Does this mean that the Algorithmic Probability formula, given in Eq. (1), can be used to forecast any data (e.g. weather, population growth etc.)? If so, a simple mathematical example of it being used would be super appreciated!

1

There are 1 best solutions below

4
On BEST ANSWER

Let $M$ indicate a prefix-free Universal Turing Machine, which can output strings using symbols in set $A$. Let $M(s)$ indicate the output of this machine on input program $s \in \{0,1\}^*$. Then, the algorithmic probability of a finite string $x \in A^*$ (also sometimes known as the universal prior probability of $x$) is given by \begin{align} P_M(x) = \sum_{s: M(s) = x} 2^{-|s|} \,, \end{align}
where $|s|$ indicates the length of program $s$ in bits.

$P_M(x)$ is the probability that machine $M$ would produce $x$ and halt ---if it were fed with random inputs (e.g., as generated by randomly flipping a coin for each input bit). This probability is a special kind of "prior distribution", which assigns larger probabilities to $x$ that can be generated by short programs. In fact, $P_M(x) = 2^{-K(x)}$, where $K(x)$ is the (prefix) Kolmogorov complexity of $x$ and equality holds up to a multiplicative constant (which doesn't depend on $x$).

Solomonoff induction is a way of using the distribution $P_M$ to make predictions, in a way which provides some special mathematical properties.

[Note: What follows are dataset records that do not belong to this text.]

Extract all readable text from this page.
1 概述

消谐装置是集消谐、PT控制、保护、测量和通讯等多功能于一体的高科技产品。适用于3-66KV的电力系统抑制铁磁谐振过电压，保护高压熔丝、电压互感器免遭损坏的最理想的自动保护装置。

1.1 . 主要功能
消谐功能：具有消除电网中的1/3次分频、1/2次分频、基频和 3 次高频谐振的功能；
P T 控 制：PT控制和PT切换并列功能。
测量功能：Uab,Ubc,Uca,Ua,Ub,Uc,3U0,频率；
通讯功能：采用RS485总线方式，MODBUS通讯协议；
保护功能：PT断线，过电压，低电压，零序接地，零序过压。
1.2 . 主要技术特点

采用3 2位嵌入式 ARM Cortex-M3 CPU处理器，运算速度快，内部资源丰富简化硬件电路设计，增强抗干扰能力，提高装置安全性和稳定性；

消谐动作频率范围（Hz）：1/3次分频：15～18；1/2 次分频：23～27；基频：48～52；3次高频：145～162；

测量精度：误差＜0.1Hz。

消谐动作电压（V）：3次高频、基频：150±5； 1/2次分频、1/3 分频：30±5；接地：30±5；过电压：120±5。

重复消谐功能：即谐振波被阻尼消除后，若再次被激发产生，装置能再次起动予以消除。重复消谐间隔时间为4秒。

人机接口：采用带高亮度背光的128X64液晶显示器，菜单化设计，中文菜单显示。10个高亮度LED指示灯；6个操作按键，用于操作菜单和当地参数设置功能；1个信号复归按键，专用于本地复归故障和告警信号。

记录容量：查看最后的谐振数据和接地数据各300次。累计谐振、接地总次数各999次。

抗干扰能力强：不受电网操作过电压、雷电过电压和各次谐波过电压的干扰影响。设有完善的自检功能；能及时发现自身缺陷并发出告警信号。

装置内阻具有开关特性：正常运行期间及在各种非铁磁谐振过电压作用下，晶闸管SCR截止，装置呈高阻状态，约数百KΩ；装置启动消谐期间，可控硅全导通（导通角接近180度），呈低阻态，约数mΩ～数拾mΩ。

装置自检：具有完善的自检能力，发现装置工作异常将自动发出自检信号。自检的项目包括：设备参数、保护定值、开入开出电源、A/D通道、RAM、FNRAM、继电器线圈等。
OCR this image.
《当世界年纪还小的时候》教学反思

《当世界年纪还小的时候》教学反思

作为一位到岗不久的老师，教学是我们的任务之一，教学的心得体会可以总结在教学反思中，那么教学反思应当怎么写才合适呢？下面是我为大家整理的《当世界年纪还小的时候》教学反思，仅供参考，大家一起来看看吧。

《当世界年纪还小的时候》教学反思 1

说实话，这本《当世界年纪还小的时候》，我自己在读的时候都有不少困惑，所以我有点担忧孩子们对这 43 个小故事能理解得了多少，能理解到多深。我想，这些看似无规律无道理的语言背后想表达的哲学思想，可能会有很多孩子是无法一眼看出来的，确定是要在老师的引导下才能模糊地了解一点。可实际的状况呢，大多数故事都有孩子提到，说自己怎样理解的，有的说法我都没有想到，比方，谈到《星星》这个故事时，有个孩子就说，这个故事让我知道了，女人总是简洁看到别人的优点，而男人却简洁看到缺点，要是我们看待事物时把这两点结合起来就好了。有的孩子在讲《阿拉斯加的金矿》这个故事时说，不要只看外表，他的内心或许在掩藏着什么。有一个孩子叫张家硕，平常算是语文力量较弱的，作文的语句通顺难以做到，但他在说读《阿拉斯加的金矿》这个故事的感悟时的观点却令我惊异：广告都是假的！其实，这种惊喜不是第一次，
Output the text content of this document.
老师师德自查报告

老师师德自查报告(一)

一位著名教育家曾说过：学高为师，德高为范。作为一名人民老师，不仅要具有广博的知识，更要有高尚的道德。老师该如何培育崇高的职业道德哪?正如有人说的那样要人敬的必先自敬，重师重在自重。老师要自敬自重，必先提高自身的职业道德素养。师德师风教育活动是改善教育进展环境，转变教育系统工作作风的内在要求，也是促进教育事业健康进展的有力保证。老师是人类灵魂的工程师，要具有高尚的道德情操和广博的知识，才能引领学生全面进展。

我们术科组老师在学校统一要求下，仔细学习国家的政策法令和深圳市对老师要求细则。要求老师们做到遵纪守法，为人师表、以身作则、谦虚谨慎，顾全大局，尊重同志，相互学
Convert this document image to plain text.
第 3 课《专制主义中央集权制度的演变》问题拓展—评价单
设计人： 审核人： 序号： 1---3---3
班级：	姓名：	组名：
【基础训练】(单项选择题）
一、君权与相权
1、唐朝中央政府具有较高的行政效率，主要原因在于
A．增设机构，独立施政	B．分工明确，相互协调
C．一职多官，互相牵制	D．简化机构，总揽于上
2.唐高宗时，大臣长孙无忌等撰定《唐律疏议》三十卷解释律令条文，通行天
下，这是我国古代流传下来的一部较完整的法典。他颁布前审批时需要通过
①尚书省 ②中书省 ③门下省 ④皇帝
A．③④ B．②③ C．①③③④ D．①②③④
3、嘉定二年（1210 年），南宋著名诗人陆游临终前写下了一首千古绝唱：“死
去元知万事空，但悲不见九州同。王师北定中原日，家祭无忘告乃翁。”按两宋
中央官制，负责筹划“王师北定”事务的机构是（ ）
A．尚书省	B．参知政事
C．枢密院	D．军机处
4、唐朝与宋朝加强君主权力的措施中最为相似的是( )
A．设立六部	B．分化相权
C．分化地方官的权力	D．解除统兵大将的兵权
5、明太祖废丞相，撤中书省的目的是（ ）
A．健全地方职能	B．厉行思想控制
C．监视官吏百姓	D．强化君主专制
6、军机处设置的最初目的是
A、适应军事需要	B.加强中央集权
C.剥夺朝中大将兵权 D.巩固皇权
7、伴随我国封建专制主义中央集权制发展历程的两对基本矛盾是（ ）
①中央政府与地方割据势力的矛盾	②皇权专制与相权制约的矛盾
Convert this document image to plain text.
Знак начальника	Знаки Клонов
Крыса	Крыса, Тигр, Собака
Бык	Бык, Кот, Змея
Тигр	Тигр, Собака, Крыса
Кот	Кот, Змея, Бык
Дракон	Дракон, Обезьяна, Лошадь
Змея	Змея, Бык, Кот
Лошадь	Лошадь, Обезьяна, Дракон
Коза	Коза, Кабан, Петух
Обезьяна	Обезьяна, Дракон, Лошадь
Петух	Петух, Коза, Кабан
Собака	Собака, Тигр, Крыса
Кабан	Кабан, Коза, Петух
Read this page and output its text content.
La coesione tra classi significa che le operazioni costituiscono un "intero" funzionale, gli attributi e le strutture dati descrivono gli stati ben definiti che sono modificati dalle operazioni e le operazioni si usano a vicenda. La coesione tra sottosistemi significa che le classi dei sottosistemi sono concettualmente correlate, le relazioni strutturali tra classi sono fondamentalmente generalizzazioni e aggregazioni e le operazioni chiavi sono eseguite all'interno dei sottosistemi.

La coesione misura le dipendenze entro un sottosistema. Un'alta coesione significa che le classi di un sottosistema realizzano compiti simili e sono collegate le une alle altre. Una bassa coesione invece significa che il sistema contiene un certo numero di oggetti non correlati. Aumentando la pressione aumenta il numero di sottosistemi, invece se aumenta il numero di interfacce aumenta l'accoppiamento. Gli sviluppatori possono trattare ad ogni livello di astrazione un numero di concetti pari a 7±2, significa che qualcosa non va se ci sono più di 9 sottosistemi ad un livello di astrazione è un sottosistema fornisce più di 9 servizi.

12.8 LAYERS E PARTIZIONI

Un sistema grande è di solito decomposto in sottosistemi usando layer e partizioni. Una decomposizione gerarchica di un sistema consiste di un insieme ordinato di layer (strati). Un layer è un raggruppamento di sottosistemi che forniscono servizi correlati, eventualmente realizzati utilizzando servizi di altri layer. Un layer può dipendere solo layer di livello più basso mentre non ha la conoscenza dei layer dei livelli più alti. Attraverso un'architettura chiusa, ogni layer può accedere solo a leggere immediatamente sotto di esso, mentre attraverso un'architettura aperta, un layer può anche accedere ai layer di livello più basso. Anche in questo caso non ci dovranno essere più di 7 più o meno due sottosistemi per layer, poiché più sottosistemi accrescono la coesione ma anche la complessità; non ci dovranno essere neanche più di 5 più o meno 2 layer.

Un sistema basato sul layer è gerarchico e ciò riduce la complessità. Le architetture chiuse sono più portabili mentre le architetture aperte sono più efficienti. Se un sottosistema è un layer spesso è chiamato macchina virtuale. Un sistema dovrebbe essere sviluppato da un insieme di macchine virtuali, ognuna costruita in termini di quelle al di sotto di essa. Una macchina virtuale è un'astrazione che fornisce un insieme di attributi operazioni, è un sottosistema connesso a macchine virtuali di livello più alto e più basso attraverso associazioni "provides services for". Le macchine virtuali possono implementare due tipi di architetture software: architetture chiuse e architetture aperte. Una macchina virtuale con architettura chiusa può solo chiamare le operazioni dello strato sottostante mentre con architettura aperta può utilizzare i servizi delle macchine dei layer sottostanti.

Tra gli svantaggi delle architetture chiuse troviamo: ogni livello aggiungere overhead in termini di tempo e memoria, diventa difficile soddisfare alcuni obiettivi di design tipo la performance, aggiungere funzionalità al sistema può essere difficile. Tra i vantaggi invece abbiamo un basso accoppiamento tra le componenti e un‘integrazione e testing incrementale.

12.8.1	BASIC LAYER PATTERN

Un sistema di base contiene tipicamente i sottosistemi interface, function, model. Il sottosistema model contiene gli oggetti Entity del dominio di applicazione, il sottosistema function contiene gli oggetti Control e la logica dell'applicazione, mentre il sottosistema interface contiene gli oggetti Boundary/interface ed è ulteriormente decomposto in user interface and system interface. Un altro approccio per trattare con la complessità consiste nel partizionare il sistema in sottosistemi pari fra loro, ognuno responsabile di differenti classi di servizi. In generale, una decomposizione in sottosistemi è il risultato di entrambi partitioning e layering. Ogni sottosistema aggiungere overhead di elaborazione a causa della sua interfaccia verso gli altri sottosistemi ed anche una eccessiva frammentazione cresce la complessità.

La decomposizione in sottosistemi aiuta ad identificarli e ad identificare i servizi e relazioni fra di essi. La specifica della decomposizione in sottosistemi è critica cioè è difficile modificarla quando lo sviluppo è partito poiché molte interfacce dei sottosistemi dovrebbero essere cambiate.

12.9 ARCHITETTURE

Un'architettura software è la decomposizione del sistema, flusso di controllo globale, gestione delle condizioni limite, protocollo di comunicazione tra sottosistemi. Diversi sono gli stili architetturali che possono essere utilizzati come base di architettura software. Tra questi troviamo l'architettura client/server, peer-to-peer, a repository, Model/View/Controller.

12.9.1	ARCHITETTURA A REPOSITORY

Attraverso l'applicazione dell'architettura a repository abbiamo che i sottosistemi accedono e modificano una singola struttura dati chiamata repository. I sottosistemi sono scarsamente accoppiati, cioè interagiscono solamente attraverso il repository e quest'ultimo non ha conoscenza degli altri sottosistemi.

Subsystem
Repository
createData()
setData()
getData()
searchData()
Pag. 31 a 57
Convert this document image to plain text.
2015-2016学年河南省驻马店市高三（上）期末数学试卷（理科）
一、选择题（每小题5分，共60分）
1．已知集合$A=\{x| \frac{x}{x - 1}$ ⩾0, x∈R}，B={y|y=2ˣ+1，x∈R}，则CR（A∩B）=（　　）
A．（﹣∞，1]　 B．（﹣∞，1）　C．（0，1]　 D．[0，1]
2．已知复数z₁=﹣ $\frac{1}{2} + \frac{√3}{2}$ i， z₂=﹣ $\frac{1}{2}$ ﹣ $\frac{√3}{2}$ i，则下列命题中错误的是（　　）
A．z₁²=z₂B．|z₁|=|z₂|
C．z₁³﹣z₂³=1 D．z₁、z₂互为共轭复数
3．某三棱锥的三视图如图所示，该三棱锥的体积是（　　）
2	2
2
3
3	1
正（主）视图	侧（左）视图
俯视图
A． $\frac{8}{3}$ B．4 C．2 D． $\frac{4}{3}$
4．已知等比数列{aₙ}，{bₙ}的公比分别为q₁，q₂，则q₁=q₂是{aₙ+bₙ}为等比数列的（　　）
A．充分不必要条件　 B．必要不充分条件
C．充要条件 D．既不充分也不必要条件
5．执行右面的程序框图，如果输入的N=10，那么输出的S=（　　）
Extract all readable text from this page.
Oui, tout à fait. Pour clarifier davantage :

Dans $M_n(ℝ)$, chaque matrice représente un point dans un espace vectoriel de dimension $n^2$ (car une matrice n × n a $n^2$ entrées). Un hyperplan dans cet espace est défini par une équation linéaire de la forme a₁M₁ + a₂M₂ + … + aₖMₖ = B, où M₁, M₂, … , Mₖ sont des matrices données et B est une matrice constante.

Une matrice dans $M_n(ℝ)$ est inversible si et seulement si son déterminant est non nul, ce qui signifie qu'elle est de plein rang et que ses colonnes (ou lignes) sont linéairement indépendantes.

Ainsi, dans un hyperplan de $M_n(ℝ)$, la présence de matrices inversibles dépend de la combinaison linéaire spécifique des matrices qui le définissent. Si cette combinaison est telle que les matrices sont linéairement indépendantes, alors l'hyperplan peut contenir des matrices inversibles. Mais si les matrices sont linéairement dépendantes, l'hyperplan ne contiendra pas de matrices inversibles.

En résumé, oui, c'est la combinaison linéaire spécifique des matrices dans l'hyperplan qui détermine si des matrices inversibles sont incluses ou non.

Imagine that you observed some binary string $x = \langle x_1, x_2, \dots , x_{n-1}\rangle$ and you wish to predict whether the next bit will be $x_n = 0$ or $x_n = 1$. Solomonoff induction suggests choosing the continuation that will make the entire sequence from $x_1$ to $x_n$ have highest algorithmic probability: \begin{align} x_n = \operatorname{argmax}_{x_n' \in \{0,1\}} P_M(\langle x_1, x_2, \dots , x_{n-1}, x_n' \rangle) \end{align} More generally, one can make predictions by applying Bayes rule to the prior distribution $P_M$ (usually while also normalizing it appropriately, see Solomonoff's papers on the subject).